Students only had to go as far as the school gate to investigate local transport challenges at a Waikato School.
Late last year, a class of Year 6-8 students at Maramarua School looked at the design of the school entrance and carpark, coming up with short and long-term plans for its future.
“We had a few issues with people driving in fast and there was nowhere safe for kids to walk,” says Haidee, one of the students.
Haidee and classmate Mia created a digital presentation of the class’ plans (using Google slides) and talked to the school board of trustees. The class also wrote letters to the NZ Transport Agency about their ideas. The school is located on State Highway 2.
Haidee says the class went out and looked at the carpark layout and observed vehicle and pedestrian movements.
Mia described what they found in her letter to the NZ Transport Agency:
“We want to make it safe for after school when people are crossing the car park. We have identified some of the issues like, unsafe walkways, people parking in unusual places, and driving too fast.”
Haidee says she enjoyed the design process, including working with paper and art supplies to make their plans.

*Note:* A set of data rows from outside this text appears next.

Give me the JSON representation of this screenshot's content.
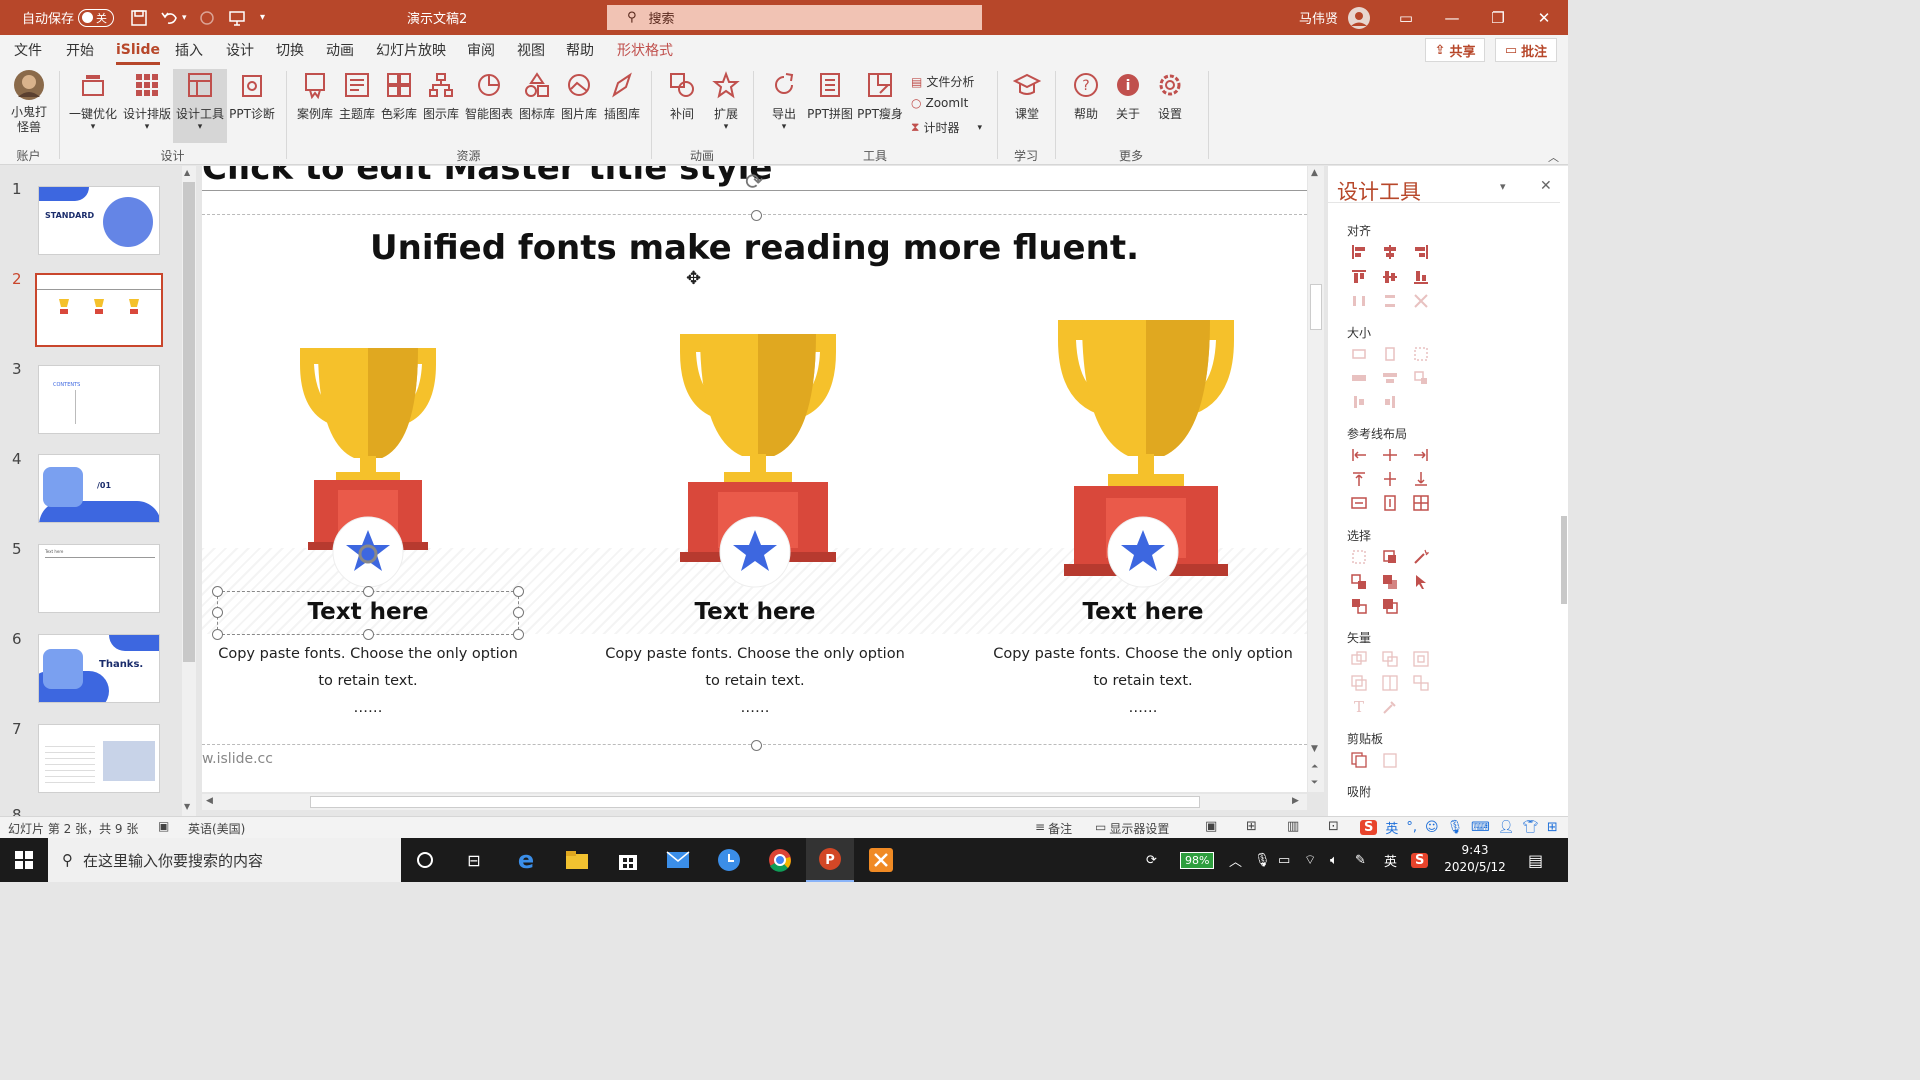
{
  "titlebar": {
    "autosave_label": "自动保存",
    "autosave_state": "关",
    "doc_title": "演示文稿2",
    "search_placeholder": "搜索",
    "user_name": "马伟贤"
  },
  "tabs": [
    "文件",
    "开始",
    "iSlide",
    "插入",
    "设计",
    "切换",
    "动画",
    "幻灯片放映",
    "审阅",
    "视图",
    "帮助",
    "形状格式"
  ],
  "active_tab": "iSlide",
  "share_label": "共享",
  "comment_label": "批注",
  "ribbon": {
    "account_label": "小鬼打怪兽",
    "account_group": "账户",
    "buttons": [
      "一键优化",
      "设计排版",
      "设计工具",
      "PPT诊断",
      "案例库",
      "主题库",
      "色彩库",
      "图示库",
      "智能图表",
      "图标库",
      "图片库",
      "插图库",
      "补间",
      "扩展",
      "导出",
      "PPT拼图",
      "PPT瘦身",
      "课堂",
      "帮助",
      "关于",
      "设置"
    ],
    "small_buttons": [
      "文件分析",
      "ZoomIt",
      "计时器"
    ],
    "groups": [
      "设计",
      "资源",
      "动画",
      "工具",
      "学习",
      "更多"
    ]
  },
  "slides": [
    {
      "num": "1",
      "title": "STANDARD"
    },
    {
      "num": "2",
      "title": "Unified fonts make reading more fluent."
    },
    {
      "num": "3",
      "title": "CONTENTS"
    },
    {
      "num": "4",
      "title": "/01"
    },
    {
      "num": "5",
      "title": "Text here"
    },
    {
      "num": "6",
      "title": "Thanks."
    },
    {
      "num": "7",
      "title": ""
    },
    {
      "num": "8",
      "title": ""
    }
  ],
  "slide": {
    "master_title": "Click to edit Master title style",
    "headline": "Unified fonts make reading more fluent.",
    "columns": [
      {
        "title": "Text here",
        "line1": "Copy paste fonts. Choose the only option",
        "line2": "to retain text.",
        "dots": "……"
      },
      {
        "title": "Text here",
        "line1": "Copy paste fonts. Choose the only option",
        "line2": "to retain text.",
        "dots": "……"
      },
      {
        "title": "Text here",
        "line1": "Copy paste fonts. Choose the only option",
        "line2": "to retain text.",
        "dots": "……"
      }
    ],
    "footer": "w.islide.cc"
  },
  "design_pane": {
    "title": "设计工具",
    "sections": [
      "对齐",
      "大小",
      "参考线布局",
      "选择",
      "矢量",
      "剪贴板",
      "吸附"
    ]
  },
  "statusbar": {
    "slide_info": "幻灯片 第 2 张，共 9 张",
    "language": "英语(美国)",
    "notes": "备注",
    "display": "显示器设置"
  },
  "taskbar": {
    "search_placeholder": "在这里输入你要搜索的内容",
    "battery": "98%",
    "ime": "英",
    "time": "9:43",
    "date": "2020/5/12"
  },
  "colors": {
    "accent": "#b7472a",
    "trophy_gold": "#f5c12b",
    "trophy_red": "#d9483b",
    "star_blue": "#3d67e0"
  }
}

“It’s cool to look at the carpark and then design things. We were thinking of putting in a drop off zone, and separate entrance and exit.”

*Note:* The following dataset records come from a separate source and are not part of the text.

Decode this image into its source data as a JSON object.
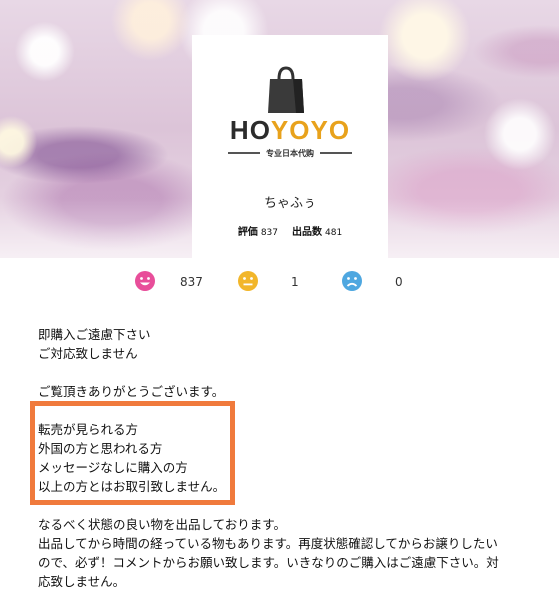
{
  "shop": {
    "logo": {
      "part1": "HO",
      "part2": "YOYO",
      "subtitle": "专业日本代购",
      "icon": "shopping-bag-icon"
    },
    "name": "ちゃふぅ",
    "rating_label": "評価",
    "rating_value": "837",
    "listings_label": "出品数",
    "listings_value": "481"
  },
  "ratings": {
    "good": {
      "icon": "smile-face-icon",
      "color": "#e84e9a",
      "count": "837"
    },
    "normal": {
      "icon": "neutral-face-icon",
      "color": "#f2b62a",
      "count": "1"
    },
    "bad": {
      "icon": "sad-face-icon",
      "color": "#4ea7e0",
      "count": "0"
    }
  },
  "description": {
    "block1": [
      "即購入ご遠慮下さい",
      "ご対応致しません"
    ],
    "block2": [
      "ご覧頂きありがとうございます。"
    ],
    "highlighted": [
      "転売が見られる方",
      "外国の方と思われる方",
      "メッセージなしに購入の方",
      "以上の方とはお取引致しません。"
    ],
    "block3": [
      "なるべく状態の良い物を出品しております。",
      "出品してから時間の経っている物もあります。再度状態確認してからお譲りしたい",
      "ので、必ず！コメントからお願い致します。いきなりのご購入はご遠慮下さい。対",
      "応致しません。"
    ]
  },
  "colors": {
    "highlight_border": "#f07a3c",
    "logo_accent": "#e8a21c"
  }
}
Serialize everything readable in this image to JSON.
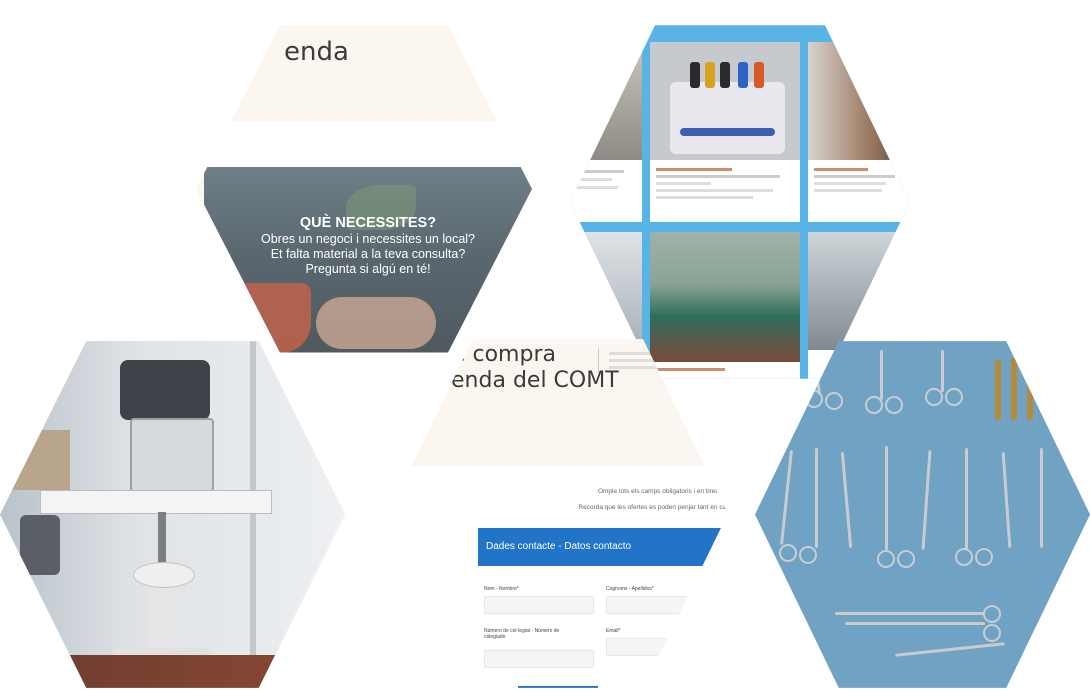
{
  "banner": {
    "title_fragment": "enda",
    "heading": "QUÈ NECESSITES?",
    "lines": [
      "Obres un negoci i necessites un local?",
      "Et falta material a la teva consulta?",
      "Pregunta si algú en té!"
    ]
  },
  "form_page": {
    "title_line1": "de compra",
    "title_line2": "venda del COMT",
    "instructions": [
      "Omple tots els camps obligatoris i en breu, fo",
      "Recorda que les ofertes es poden penjar tant en cat"
    ],
    "form_header": "Dades contacte - Datos contacto",
    "fields": [
      {
        "label": "Nom - Nombre*"
      },
      {
        "label": "Cognoms - Apellidos*"
      },
      {
        "label": "Número de col·legiat - Número de colegiado"
      },
      {
        "label": "Email*"
      }
    ]
  },
  "colors": {
    "form_blue": "#2274c9",
    "listing_blue": "#58b4e6",
    "cream": "#fbf7f0",
    "instrument_bg": "#6fa2c3"
  }
}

Redeveloped walkways and a drop-off zone fall into the student’s long term proposal. They also suggested short term measures such as speed bumps at the carpark entrance, and signs such as speed signs, ‘visitor parking’ and ‘don’t even think about parking here’.

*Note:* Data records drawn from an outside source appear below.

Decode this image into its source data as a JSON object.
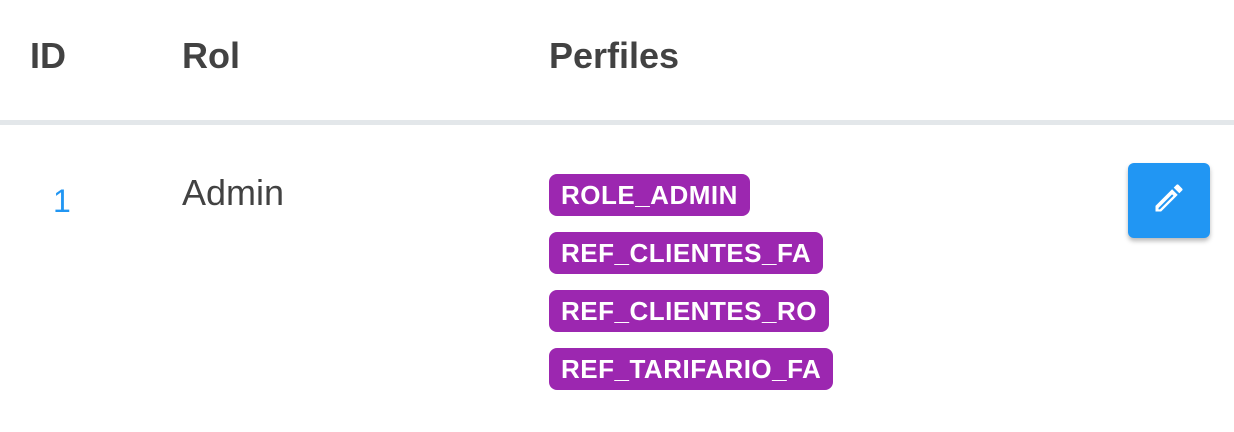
{
  "table": {
    "headers": {
      "id": "ID",
      "rol": "Rol",
      "perfiles": "Perfiles"
    },
    "rows": [
      {
        "id": "1",
        "rol": "Admin",
        "perfiles": [
          "ROLE_ADMIN",
          "REF_CLIENTES_FA",
          "REF_CLIENTES_RO",
          "REF_TARIFARIO_FA"
        ],
        "actions": {
          "edit_icon": "pencil-icon"
        }
      }
    ]
  },
  "colors": {
    "header_text": "#424242",
    "id_link": "#2196f3",
    "chip_bg": "#9c27b0",
    "edit_button_bg": "#2196f3",
    "divider": "#e3e7ea"
  }
}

Teacher Terry Watton says the investigation was an inquiry topic that crossed curriculum learning areas.
“It was all about an authentic learning process. They’re trying to do something that is going to make the school a safer place to be.”
He said if there was more time, an extension activity would have been to work with police to use a speed camera at the carpark entrance, and use the resulting data in a statistical enquiry.
As it was, students put multiple skills into action: reading about what other schools had done, writing letters, drawing up plans. They collaborated, thought through their ideas and used language and symbols specific to the context of traffic management. It was deep learning that built on each student’s personal experience of a local challenge.
“It was engaging them because it was authentic and practical learning they could relate to,’ says Terry.